Open mstyura opened this issue 1 year ago • 14 comments

Steps to reproduce

  1. Use quinn to establish quic connection to remote server in context of iOS application via code like this (only UDP socket configuration provided):
let bind_addr = if addr.is_ipv4() {
    SocketAddr::new(IpAddr::V4(Ipv4Addr::UNSPECIFIED), 0)
} else {
    SocketAddr::new(IpAddr::V6(Ipv6Addr::UNSPECIFIED), 0)
};
let socket = tokio::net::UdpSocket::bind(bind_addr).await?;
let local_addr = socket.local_addr()?;
let runtime = quinn::TokioRuntime;
let endpoint = quinn::Endpoint::new(
    quinn_endpoint_config,
    None,
    socket.into_std()?,
    Arc::new(runtime),
)?;
  1. Minimize iOS application and lock the phone screen while previously established quic connection was alive;
  2. Wait several minutes in background (not sure about exact timing, maybe only important to app being actually suspended by iOS);
  3. Resume iOS application and try to use previous quic connection such that quinn send some packets.

Actual result

  1. quinn is unable to send any UDP packet over previously constructed UDP socket. It receives "Broken Pipe" error from sendmsg; Non of the IP packets leave the device;
  2. Idle timer on local side is reset before sendmsg is called and failed, prolonging automatic detection of socket broken;
  3. quinn connection is closed by local side once idle timeout is reached.

Expected result

  • There is some quick way to know that underlying socket is broken or whole quinn connection is not usable anymore.
  • Maybe there is an kind of event that UDP socket rotation is required, so user code can listen/wait to it and call Endpoint::rebind once problem with socket detected.
  • Maybe additional API from Connection is exposed, like explicit ping method which can return io::Error from underlying UDP socket and user code can trigger rebind or complete Endpoint/Connection.
  • Idle timer preferably should not restart when sendmsg call failed.

More details

I've tracked down EPIPE error from sendmsg inside XNU kernel. The backtrace to likely origin from XNU source code:

It look like the socket state contains SOF_DEFUNCT or SS_CANTSENDMORE so it's practically become unusable.

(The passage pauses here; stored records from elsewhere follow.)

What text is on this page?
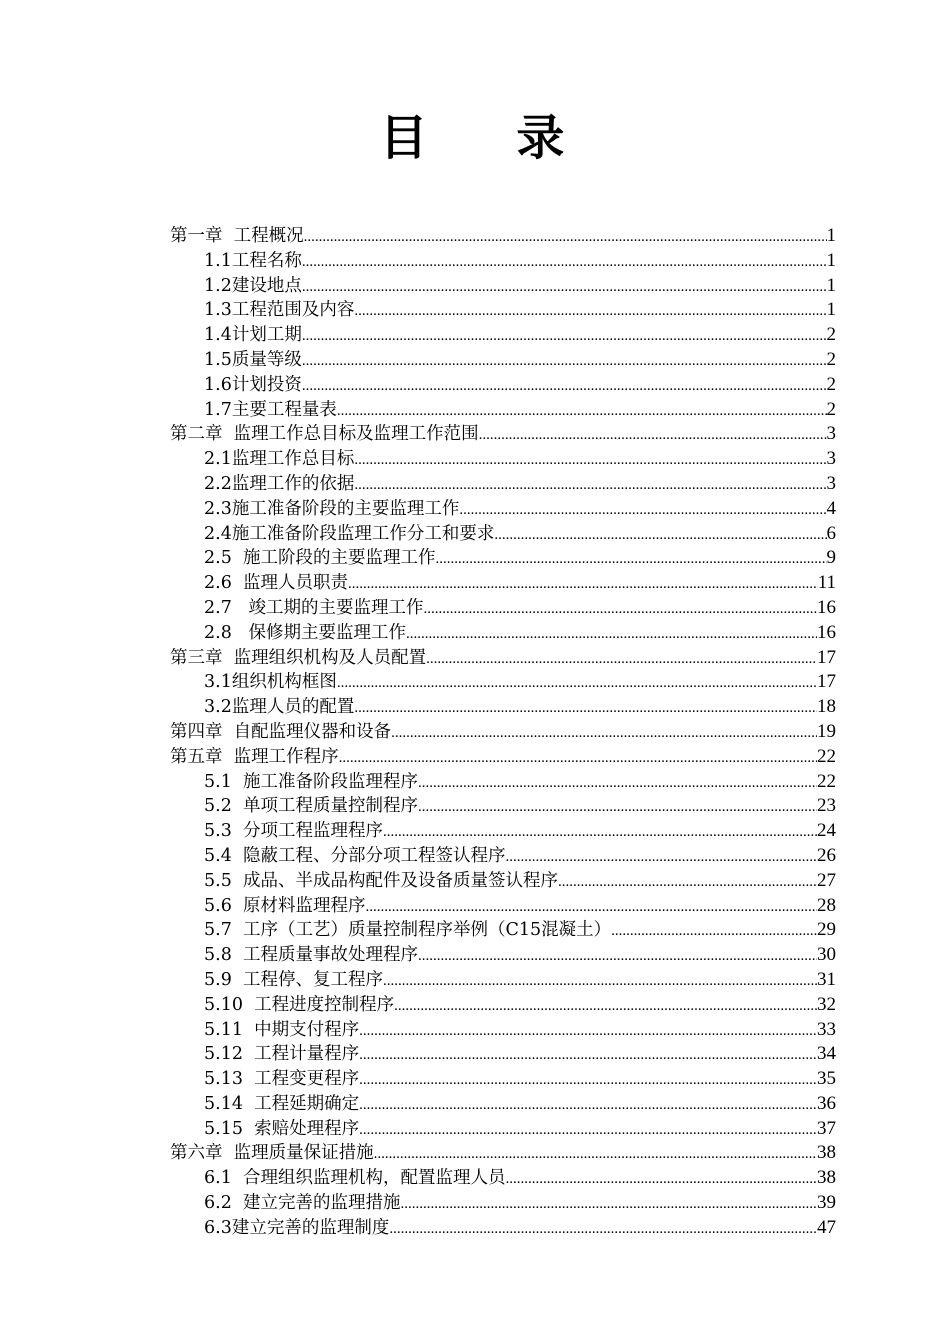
目 录
第一章  工程概况 .....	1
1.1工程名称 .....	1
1.2建设地点 .....	1
1.3工程范围及内容 .....	1
1.4计划工期 .....	2
1.5质量等级 .....	2
1.6计划投资 .....	2
1.7主要工程量表 .....	2
第二章  监理工作总目标及监理工作范围 .....	3
2.1监理工作总目标 .....	3
2.2监理工作的依据 .....	3
2.3施工准备阶段的主要监理工作 .....	4
2.4施工准备阶段监理工作分工和要求 .....	6
2.5  施工阶段的主要监理工作 .....	9
2.6  监理人员职责 .....	11
2.7   竣工期的主要监理工作 .....	16
2.8   保修期主要监理工作 .....	16
第三章  监理组织机构及人员配置 .....	17
3.1组织机构框图 .....	17
3.2监理人员的配置 .....	18
第四章  自配监理仪器和设备 .....	19
第五章  监理工作程序 .....	22
5.1  施工准备阶段监理程序 .....	22
5.2  单项工程质量控制程序 .....	23
5.3  分项工程监理程序 .....	24
5.4  隐蔽工程、分部分项工程签认程序 .....	26
5.5  成品、半成品构配件及设备质量签认程序 .....	27
5.6  原材料监理程序 .....	28
5.7  工序（工艺）质量控制程序举例（C15混凝土） .....	29
5.8  工程质量事故处理程序 .....	30
5.9  工程停、复工程序 .....	31
5.10  工程进度控制程序 .....	32
5.11  中期支付程序 .....	33
5.12  工程计量程序 .....	34
5.13  工程变更程序 .....	35
5.14  工程延期确定 .....	36
5.15  索赔处理程序 .....	37
第六章  监理质量保证措施 .....	38
6.1  合理组织监理机构，配置监理人员 .....	38
6.2  建立完善的监理措施 .....	39
6.3建立完善的监理制度 .....	47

According to FreeBSD documentation EPIPE is also indicator of "you can not send more data via provided socket"

See: https://man.freebsd.org/cgi/man.cgi?send(2)

[EPIPE] The socket is unable to send anymore data (SBS_CANTSENDMORE has been set on the socket). This typically means that the socket is not connected.

UPD: The same "broken" state of socket produces ENOTCONN error when called with recvmsg, the origin of it seems to be this check in function soreceive.